La historia de los jeroglíficos

Mi historia comenzó hace mucho, mucho tiempo, en una tierra de sol brillante y un río majestuoso. Soy los jeroglíficos egipcios, y nací a orillas del río Nilo alrededor del año 3200 a.C. No soy una sola imagen, sino miles de ellas, cada una con una historia que contar. En aquel entonces, la gente necesitaba una forma de recordar cosas muy importantes. ¿Cuántos sacos de grano se habían cosechado? ¿Cuáles eran las leyes que el faraón quería que todos siguieran? ¿Cómo podían asegurarse de que las increíbles historias de sus dioses y diosas nunca se olvidaran? Las palabras habladas se las llevaba el viento, pero necesitaban algo que perdurara. Fue entonces cuando me crearon. Yo era su memoria, su voz hecha imagen. Podía guardar sus pensamientos, sus reglas y sus creencias más sagradas para que la gente del futuro, como tú, pudiera conocer su mundo. Me convertí en el guardián de sus secretos, en el narrador de su gran civilización.

Al principio, puede que parezca un montón de dibujos bonitos. ¡Y lo soy! Soy el halcón que vuela por el cielo, la ondulación del agua en el Nilo, un ojo vigilante, una pierna caminando e incluso las herramientas que usaban para construir sus templos. Pero tengo un secreto muy inteligente. A veces, un dibujo significa exactamente lo que es. Si ves un dibujo de un sol, podría significar la palabra "sol". Pero otras veces, y aquí es donde me vuelvo realmente especial, una imagen representa un sonido. Es como si el dibujo de una abeja pudiera representar el sonido "b". Combinando estos sonidos, los egipcios podían escribir casi cualquier cosa que quisieran decir. Solo unas pocas personas especiales, llamadas escribas, podían leerme y escribirme. Pasaban años y años en la escuela aprendiendo cada una de mis formas. Con un cincel y un martillo, me tallaban en los muros de piedra de templos y tumbas, asegurándose de que las hazañas de sus grandes faraones duraran para siempre. Para asuntos cotidianos, como cartas o registros, usaban pinceles de junco y tinta para pintarme sobre rollos de papiro. Durante más de tres mil años, fui la voz de Egipto, contando sus historias con orgullo.
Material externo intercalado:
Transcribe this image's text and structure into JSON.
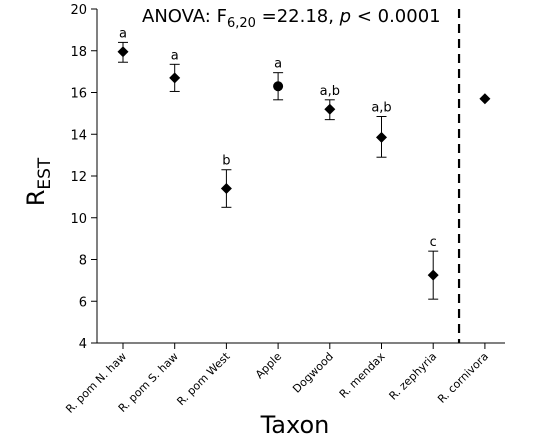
{
  "chart_data": {
    "type": "scatter",
    "annotation": {
      "prefix": "ANOVA: F",
      "subscript": "6,20",
      "middle": " =22.18, ",
      "italic": "p",
      "suffix": " < 0.0001"
    },
    "xlabel": "Taxon",
    "ylabel": {
      "main": "R",
      "sub": "EST"
    },
    "ylim": [
      4,
      20
    ],
    "yticks": [
      4,
      6,
      8,
      10,
      12,
      14,
      16,
      18,
      20
    ],
    "grid": false,
    "categories": [
      "R. pom N. haw",
      "R. pom S. haw",
      "R. pom West",
      "Apple",
      "Dogwood",
      "R. mendax",
      "R. zephyria",
      "R. cornivora"
    ],
    "points": [
      {
        "category": "R. pom N. haw",
        "value": 17.95,
        "lower": 17.45,
        "upper": 18.4,
        "marker": "diamond",
        "letter": "a"
      },
      {
        "category": "R. pom S. haw",
        "value": 16.7,
        "lower": 16.05,
        "upper": 17.35,
        "marker": "diamond",
        "letter": "a"
      },
      {
        "category": "R. pom West",
        "value": 11.4,
        "lower": 10.5,
        "upper": 12.3,
        "marker": "diamond",
        "letter": "b"
      },
      {
        "category": "Apple",
        "value": 16.3,
        "lower": 15.65,
        "upper": 16.95,
        "marker": "circle",
        "letter": "a"
      },
      {
        "category": "Dogwood",
        "value": 15.2,
        "lower": 14.7,
        "upper": 15.65,
        "marker": "diamond",
        "letter": "a,b"
      },
      {
        "category": "R. mendax",
        "value": 13.85,
        "lower": 12.9,
        "upper": 14.85,
        "marker": "diamond",
        "letter": "a,b"
      },
      {
        "category": "R. zephyria",
        "value": 7.25,
        "lower": 6.1,
        "upper": 8.4,
        "marker": "diamond",
        "letter": "c"
      },
      {
        "category": "R. cornivora",
        "value": 15.7,
        "lower": null,
        "upper": null,
        "marker": "diamond",
        "letter": ""
      }
    ],
    "divider_after_category": "R. zephyria"
  }
}
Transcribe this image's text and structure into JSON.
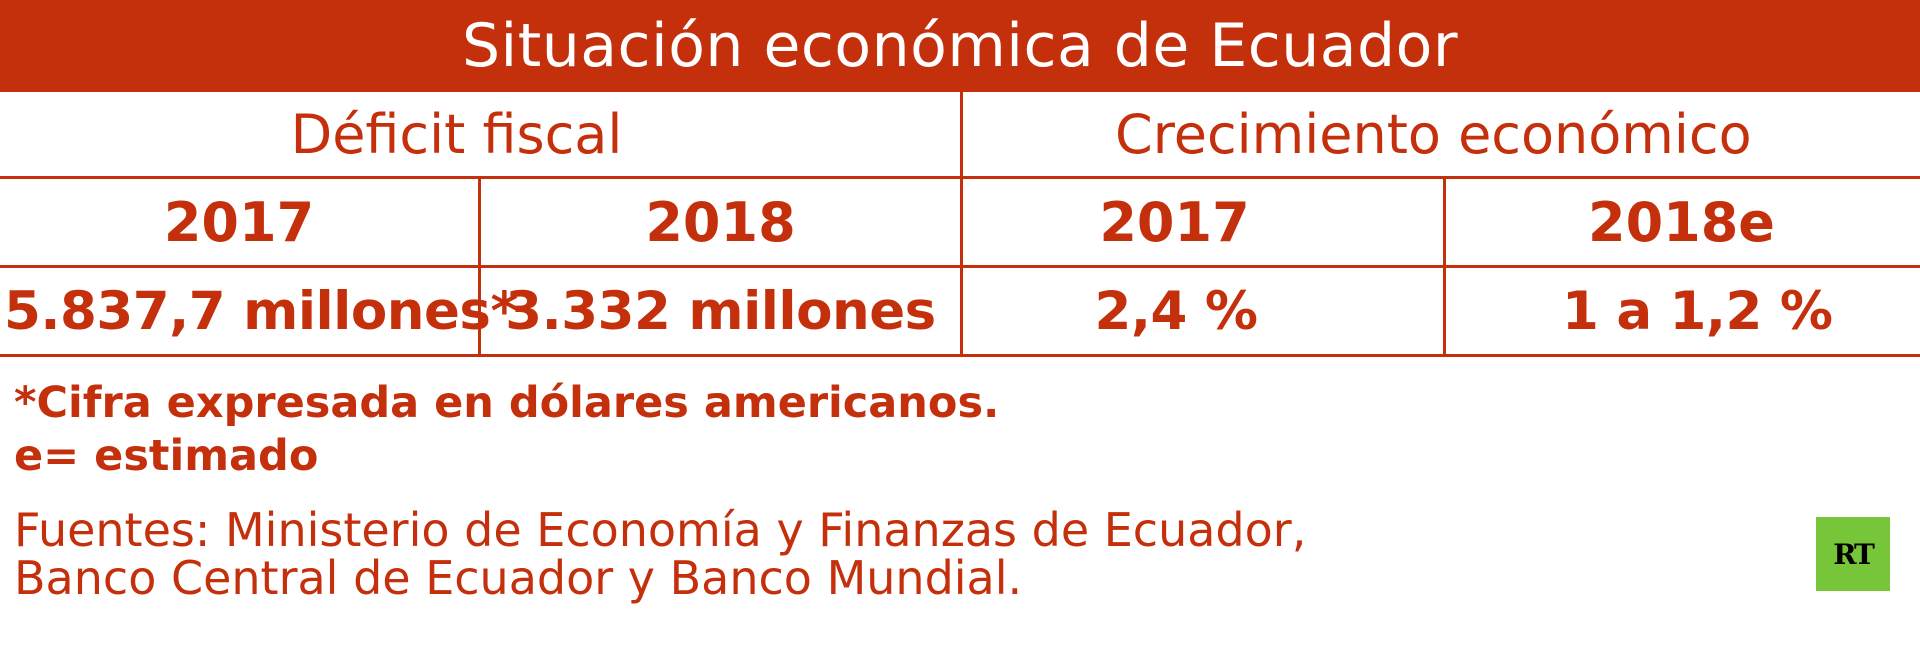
{
  "colors": {
    "accent": "#c42f0c",
    "background": "#ffffff",
    "logo_bg": "#77c63a"
  },
  "chart_data": {
    "type": "table",
    "title": "Situación económica de Ecuador",
    "groups": [
      "Déficit fiscal",
      "Crecimiento económico"
    ],
    "columns": [
      "2017",
      "2018",
      "2017",
      "2018e"
    ],
    "rows": [
      [
        "5.837,7 millones*",
        "3.332 millones",
        "2,4 %",
        "1 a 1,2 %"
      ]
    ]
  },
  "notes": {
    "line1": "*Cifra expresada en dólares americanos.",
    "line2": "e= estimado"
  },
  "sources": {
    "line1": "Fuentes: Ministerio de Economía y Finanzas de Ecuador,",
    "line2": "Banco Central de Ecuador y Banco Mundial."
  },
  "logo": {
    "text": "RT"
  }
}
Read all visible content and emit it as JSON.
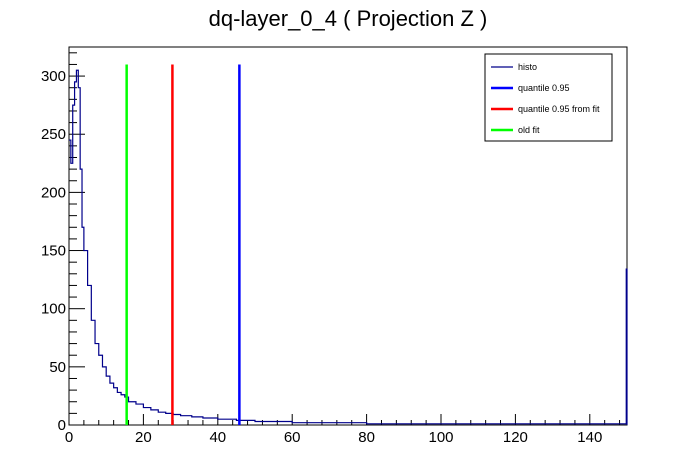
{
  "chart_data": {
    "type": "line",
    "title": "dq-layer_0_4 ( Projection Z )",
    "xlabel": "",
    "ylabel": "",
    "xlim": [
      0,
      150
    ],
    "ylim": [
      0,
      325
    ],
    "x_ticks": [
      0,
      20,
      40,
      60,
      80,
      100,
      120,
      140
    ],
    "y_ticks": [
      0,
      50,
      100,
      150,
      200,
      250,
      300
    ],
    "grid": false,
    "legend_position": "top-right",
    "series": [
      {
        "name": "histo",
        "color": "#00008b",
        "style": "step",
        "x": [
          0,
          0.5,
          1,
          1.5,
          2,
          2.5,
          3,
          3.5,
          4,
          5,
          6,
          7,
          8,
          9,
          10,
          11,
          12,
          13,
          14,
          15,
          16,
          18,
          20,
          22,
          24,
          26,
          28,
          30,
          33,
          36,
          40,
          45,
          50,
          55,
          60,
          70,
          80,
          90,
          100,
          110,
          120,
          130,
          140,
          149,
          149.8
        ],
        "y": [
          245,
          225,
          275,
          295,
          305,
          290,
          220,
          170,
          150,
          120,
          90,
          70,
          60,
          50,
          42,
          36,
          32,
          28,
          26,
          24,
          20,
          18,
          15,
          13,
          11,
          10,
          9,
          8,
          7,
          6,
          5,
          4,
          3,
          3,
          2,
          2,
          1,
          1,
          1,
          1,
          1,
          1,
          1,
          1,
          134
        ]
      },
      {
        "name": "quantile 0.95",
        "color": "#0000ff",
        "style": "vline",
        "x": 45.8,
        "height": 310
      },
      {
        "name": "quantile 0.95 from fit",
        "color": "#ff0000",
        "style": "vline",
        "x": 27.8,
        "height": 310
      },
      {
        "name": "old fit",
        "color": "#00ff00",
        "style": "vline",
        "x": 15.5,
        "height": 310
      }
    ]
  }
}
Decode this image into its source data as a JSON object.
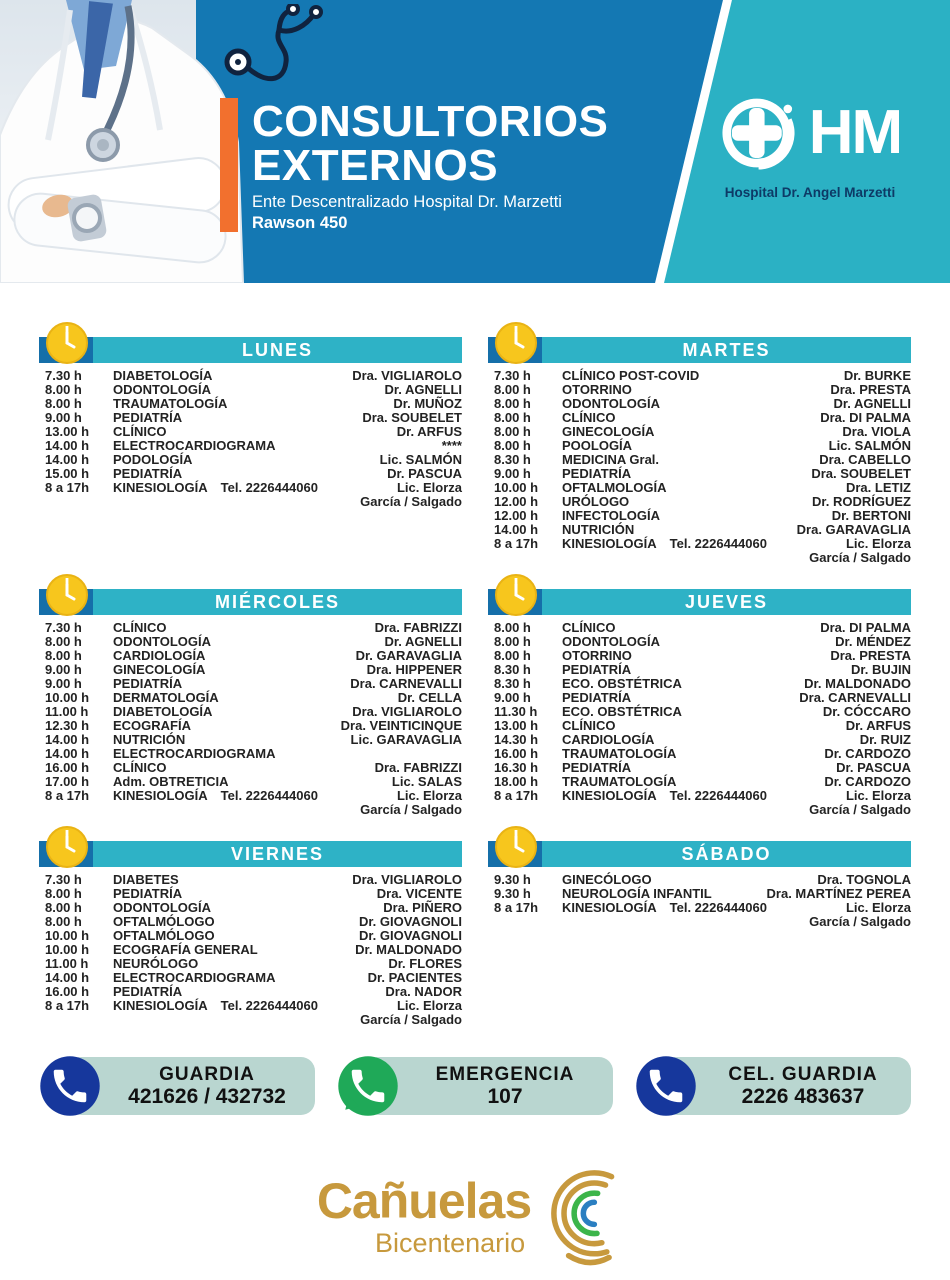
{
  "colors": {
    "blue": "#1478b3",
    "darkblue": "#156fa9",
    "teal": "#2bb1c4",
    "bar-teal": "#2eb2c6",
    "orange": "#f2702e",
    "clock-yellow": "#f7c61d",
    "pill-bg": "#b9d6d0",
    "phone-blue": "#16379c",
    "wa-green": "#1fa958",
    "gold": "#c7993d",
    "navy": "#0d3a66"
  },
  "header": {
    "title_line1": "CONSULTORIOS",
    "title_line2": "EXTERNOS",
    "subtitle": "Ente Descentralizado Hospital Dr. Marzetti",
    "address": "Rawson 450",
    "logo_acronym": "HM",
    "logo_name": "Hospital Dr. Angel Marzetti"
  },
  "days": [
    {
      "name": "LUNES",
      "rows": [
        {
          "t": "7.30  h",
          "s": "DIABETOLOGÍA",
          "d": "Dra. VIGLIAROLO"
        },
        {
          "t": "8.00  h",
          "s": "ODONTOLOGÍA",
          "d": "Dr. AGNELLI"
        },
        {
          "t": "8.00  h",
          "s": "TRAUMATOLOGÍA",
          "d": "Dr. MUÑOZ"
        },
        {
          "t": "9.00  h",
          "s": "PEDIATRÍA",
          "d": "Dra. SOUBELET"
        },
        {
          "t": "13.00 h",
          "s": "CLÍNICO",
          "d": "Dr. ARFUS"
        },
        {
          "t": "14.00 h",
          "s": "ELECTROCARDIOGRAMA",
          "d": "****"
        },
        {
          "t": "14.00 h",
          "s": "PODOLOGÍA",
          "d": "Lic. SALMÓN"
        },
        {
          "t": "15.00 h",
          "s": "PEDIATRÍA",
          "d": "Dr. PASCUA"
        },
        {
          "t": "8 a 17h",
          "s": "KINESIOLOGÍA",
          "tel": "Tel. 2226444060",
          "d": "Lic. Elorza",
          "d2": "García / Salgado"
        }
      ]
    },
    {
      "name": "MARTES",
      "rows": [
        {
          "t": "7.30 h",
          "s": "CLÍNICO POST-COVID",
          "d": "Dr. BURKE"
        },
        {
          "t": "8.00 h",
          "s": "OTORRINO",
          "d": "Dra. PRESTA"
        },
        {
          "t": "8.00 h",
          "s": "ODONTOLOGÍA",
          "d": "Dr. AGNELLI"
        },
        {
          "t": "8.00 h",
          "s": "CLÍNICO",
          "d": "Dra. DI PALMA"
        },
        {
          "t": "8.00 h",
          "s": "GINECOLOGÍA",
          "d": "Dra. VIOLA"
        },
        {
          "t": "8.00 h",
          "s": "POOLOGÍA",
          "d": "Lic. SALMÓN"
        },
        {
          "t": "8.30 h",
          "s": "MEDICINA Gral.",
          "d": "Dra. CABELLO"
        },
        {
          "t": "9.00 h",
          "s": "PEDIATRÍA",
          "d": "Dra. SOUBELET"
        },
        {
          "t": "10.00 h",
          "s": "OFTALMOLOGÍA",
          "d": "Dra. LETIZ"
        },
        {
          "t": "12.00 h",
          "s": "URÓLOGO",
          "d": "Dr. RODRÍGUEZ"
        },
        {
          "t": "12.00 h",
          "s": "INFECTOLOGÍA",
          "d": "Dr. BERTONI"
        },
        {
          "t": "14.00 h",
          "s": "NUTRICIÓN",
          "d": "Dra. GARAVAGLIA"
        },
        {
          "t": "8 a 17h",
          "s": "KINESIOLOGÍA",
          "tel": "Tel. 2226444060",
          "d": "Lic. Elorza",
          "d2": "García / Salgado"
        }
      ]
    },
    {
      "name": "MIÉRCOLES",
      "rows": [
        {
          "t": "7.30  h",
          "s": "CLÍNICO",
          "d": "Dra. FABRIZZI"
        },
        {
          "t": "8.00  h",
          "s": "ODONTOLOGÍA",
          "d": "Dr. AGNELLI"
        },
        {
          "t": "8.00  h",
          "s": "CARDIOLOGÍA",
          "d": "Dr. GARAVAGLIA"
        },
        {
          "t": "9.00  h",
          "s": "GINECOLOGÍA",
          "d": "Dra. HIPPENER"
        },
        {
          "t": "9.00  h",
          "s": "PEDIATRÍA",
          "d": "Dra. CARNEVALLI"
        },
        {
          "t": "10.00 h",
          "s": "DERMATOLOGÍA",
          "d": "Dr. CELLA"
        },
        {
          "t": "11.00 h",
          "s": "DIABETOLOGÍA",
          "d": "Dra. VIGLIAROLO"
        },
        {
          "t": "12.30 h",
          "s": "ECOGRAFÍA",
          "d": "Dra. VEINTICINQUE"
        },
        {
          "t": "14.00 h",
          "s": "NUTRICIÓN",
          "d": "Lic. GARAVAGLIA"
        },
        {
          "t": "14.00 h",
          "s": "ELECTROCARDIOGRAMA",
          "d": ""
        },
        {
          "t": "16.00 h",
          "s": "CLÍNICO",
          "d": "Dra. FABRIZZI"
        },
        {
          "t": "17.00 h",
          "s": "Adm. OBTRETICIA",
          "d": "Lic. SALAS"
        },
        {
          "t": "8 a 17h",
          "s": "KINESIOLOGÍA",
          "tel": "Tel. 2226444060",
          "d": "Lic. Elorza",
          "d2": "García / Salgado"
        }
      ]
    },
    {
      "name": "JUEVES",
      "rows": [
        {
          "t": "8.00  h",
          "s": "CLÍNICO",
          "d": "Dra. DI PALMA"
        },
        {
          "t": "8.00  h",
          "s": "ODONTOLOGÍA",
          "d": "Dr. MÉNDEZ"
        },
        {
          "t": "8.00  h",
          "s": "OTORRINO",
          "d": "Dra. PRESTA"
        },
        {
          "t": "8.30  h",
          "s": "PEDIATRÍA",
          "d": "Dr. BUJIN"
        },
        {
          "t": "8.30  h",
          "s": "ECO.  OBSTÉTRICA",
          "d": "Dr. MALDONADO"
        },
        {
          "t": "9.00  h",
          "s": "PEDIATRÍA",
          "d": "Dra. CARNEVALLI"
        },
        {
          "t": "11.30 h",
          "s": "ECO. OBSTÉTRICA",
          "d": "Dr. CÓCCARO"
        },
        {
          "t": "13.00 h",
          "s": "CLÍNICO",
          "d": "Dr. ARFUS"
        },
        {
          "t": "14.30 h",
          "s": "CARDIOLOGÍA",
          "d": "Dr. RUIZ"
        },
        {
          "t": "16.00 h",
          "s": "TRAUMATOLOGÍA",
          "d": "Dr. CARDOZO"
        },
        {
          "t": "16.30 h",
          "s": "PEDIATRÍA",
          "d": "Dr. PASCUA"
        },
        {
          "t": "18.00 h",
          "s": "TRAUMATOLOGÍA",
          "d": "Dr. CARDOZO"
        },
        {
          "t": "8 a 17h",
          "s": "KINESIOLOGÍA",
          "tel": "Tel. 2226444060",
          "d": "Lic. Elorza",
          "d2": "García / Salgado"
        }
      ]
    },
    {
      "name": "VIERNES",
      "rows": [
        {
          "t": "7.30  h",
          "s": "DIABETES",
          "d": "Dra. VIGLIAROLO"
        },
        {
          "t": "8.00  h",
          "s": "PEDIATRÍA",
          "d": "Dra. VICENTE"
        },
        {
          "t": "8.00  h",
          "s": "ODONTOLOGÍA",
          "d": "Dra. PIÑERO"
        },
        {
          "t": "8.00  h",
          "s": "OFTALMÓLOGO",
          "d": "Dr. GIOVAGNOLI"
        },
        {
          "t": "10.00 h",
          "s": "OFTALMÓLOGO",
          "d": "Dr. GIOVAGNOLI"
        },
        {
          "t": "10.00 h",
          "s": "ECOGRAFÍA GENERAL",
          "d": "Dr. MALDONADO"
        },
        {
          "t": "11.00 h",
          "s": "NEURÓLOGO",
          "d": "Dr. FLORES"
        },
        {
          "t": "14.00 h",
          "s": "ELECTROCARDIOGRAMA",
          "d": "Dr. PACIENTES"
        },
        {
          "t": "16.00 h",
          "s": "PEDIATRÍA",
          "d": "Dra. NADOR"
        },
        {
          "t": "8 a 17h",
          "s": "KINESIOLOGÍA",
          "tel": "Tel. 2226444060",
          "d": "Lic. Elorza",
          "d2": "García / Salgado"
        }
      ]
    },
    {
      "name": "SÁBADO",
      "rows": [
        {
          "t": "9.30  h",
          "s": "GINECÓLOGO",
          "d": "Dra. TOGNOLA"
        },
        {
          "t": "9.30  h",
          "s": "NEUROLOGÍA INFANTIL",
          "d": "Dra. MARTÍNEZ PEREA"
        },
        {
          "t": "8 a 17h",
          "s": "KINESIOLOGÍA",
          "tel": "Tel. 2226444060",
          "d": "Lic. Elorza",
          "d2": "García / Salgado"
        }
      ]
    }
  ],
  "contacts": [
    {
      "label": "GUARDIA",
      "number": "421626 / 432732",
      "icon": "phone-icon"
    },
    {
      "label": "EMERGENCIA",
      "number": "107",
      "icon": "whatsapp-icon"
    },
    {
      "label": "CEL. GUARDIA",
      "number": "2226 483637",
      "icon": "phone-icon"
    }
  ],
  "footer": {
    "city": "Cañuelas",
    "sub": "Bicentenario"
  }
}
Pero con el tiempo, el mundo cambió. Nuevos idiomas y nuevas formas de escribir llegaron a Egipto, y poco a poco, la gente se olvidó de cómo leerme. Alrededor del siglo IV d.C., me quedé en silencio. Fue como caer en un sueño muy, muy largo. Mis historias seguían allí, cubriendo los muros de los templos y los papiros enterrados, pero nadie podía entender lo que decía. Mis pájaros, mis ojos y mis símbolos se convirtieron en un misterio. Imaginaba a la gente mirando mis tallas, preguntándose qué secretos guardaba. Este largo sueño duró más de mil años. Entonces, un día del año 1799, algo maravilloso sucedió. Unos soldados franceses que trabajaban en Egipto encontraron una gran losa de piedra oscura cerca de un pueblo llamado Rosetta. ¡Era la Piedra de Rosetta! Me sentí como si una ventana se abriera en mi habitación oscura. Esta piedra era mi oportunidad, mi esperanza. Tenía la misma historia escrita en tres escrituras diferentes: mis hermosos jeroglíficos en la parte superior, otra escritura egipcia en el medio y, en la parte inferior, el griego antiguo, un idioma que los eruditos aún sabían leer.

La Piedra de Rosetta fue mi clave, pero todavía se necesitaba una mente brillante para girarla en la cerradura. Ese genio fue un joven francés llamado Jean-François Champollion. Amaba Egipto y estaba decidido a escuchar mi voz. Pasó años estudiando la piedra, comparando mis imágenes con las palabras griegas. Observó los nombres de los faraones, rodeados de un óvalo especial llamado cartucho, y empezó a hacer conexiones. Fue un trabajo duro y a menudo frustrante. Pero en 1822, tuvo su increíble momento de "¡eureka!". Se dio cuenta de mi secreto: que era una mezcla de imágenes que representaban ideas y sonidos. ¡Finalmente, alguien me entendía! Champollion había desbloqueado mi código. Gracias a él, mi largo silencio terminó. Hoy, ya no soy un misterio. Hablo de nuevo, y le cuento al mundo entero sobre la vida en el antiguo Egipto: sobre los faraones poderosos como Tutankamón, sobre la construcción de las grandes pirámides y sobre las fascinantes creencias que tenían sobre la vida y el más allá. Mi voz, que una vez se perdió, ahora comparte las maravillas de una de las civilizaciones más grandes del mundo con todos.